Entretien avec le père Patrick Desbois, prêtre catholique, fondateur de l’association Yahad In Unum, et du projet Action Yazidis, dont le but est de venir en aide aux réfugiés yézidis, pourchassés par Daesh depuis août 2014, et regroupés dans des camps au Kurdistan irakien. Le père Patrick Desbois, co-auteur, avec Costel Nastasie, du livre La Fabrique des terroristes (2016), a déjà effectué une dizaine de séjours avec son équipe dans les camps de réfugiés, afin de recueillir les témoignages d’hommes, de femmes et d’enfants sortis des griffes de Daesh, dans le but de fournir aux autorités compétentes les preuves d’un génocide qui se déroule encore actuellement, à seulement cinq heures d’avion de Paris.

Aleteia : Qui sont les yézidis ?
Père Patrick Desbois : Les yézidis sont une minorité confessionnelle, non musulmane, au sein d’un peuple lui-même minoritaire et persécuté : les Kurdes.
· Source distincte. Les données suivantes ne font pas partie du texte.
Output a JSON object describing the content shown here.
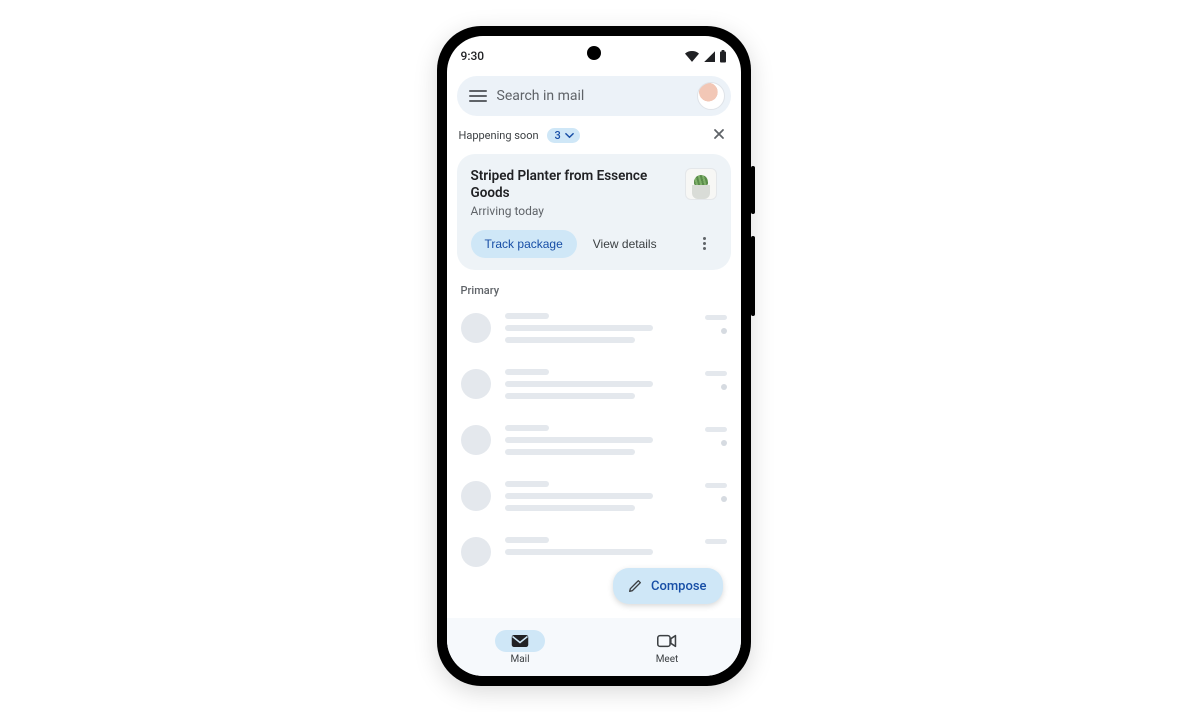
{
  "status": {
    "time": "9:30"
  },
  "search": {
    "placeholder": "Search in mail"
  },
  "happening_soon": {
    "label": "Happening soon",
    "count": "3"
  },
  "card": {
    "title": "Striped Planter from Essence Goods",
    "subtitle": "Arriving today",
    "track_label": "Track package",
    "details_label": "View details"
  },
  "section": {
    "primary": "Primary"
  },
  "compose": {
    "label": "Compose"
  },
  "nav": {
    "mail": "Mail",
    "meet": "Meet"
  }
}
Leur lieu de culte principal est le temple de Lalesh, dans la province de Ninive, en Irak. Depuis août 2014, les combattants de Daesh persécutent la communauté yézidie qu’ils considèrent comme des mécréants, et exigent leur soumission à l’islam. Des dizaines de milliers de yézidis se sont réfugiés au Kurdistan irakien, mais un grand nombre d’entre eux se sont fait tuer ou enlever. Les garçons sont envoyés dans des camps d’entraînement dans lesquels ils apprennent à tuer, les filles et les femmes deviennent esclaves sexuelles et sont vendues et rachetées des dizaines de fois chacune.

Bahar raconte : « J’avais seulement 15 ans quand les soldats de Daesh m’ont arrêtée ! J’ai été violée par des jeunes et par des vieux. Ils m’ont venue comme du bétail. Un des leurs a voulu se marier avec moi, mais sa femme était jalouse et m’a brûlée avec une théière. Elle me torturait. »

Maha, 11 ans, a été séparée de ses parents. Elle a été achetée par une famille de Daesh à Raqqa, en Syrie. Elle devait nettoyer la maison, laver les vêtements, faire la vaisselle, garder l’enfant de la famille. Au bout de trois mois, elle a été envoyée dans un camp d’entraînement pour filles. Le matin, elle recevait des cours d’islam et l’après-midi, elle effectuait des entraînements physiques, et parfois, elle devait nettoyer les armes des combattants.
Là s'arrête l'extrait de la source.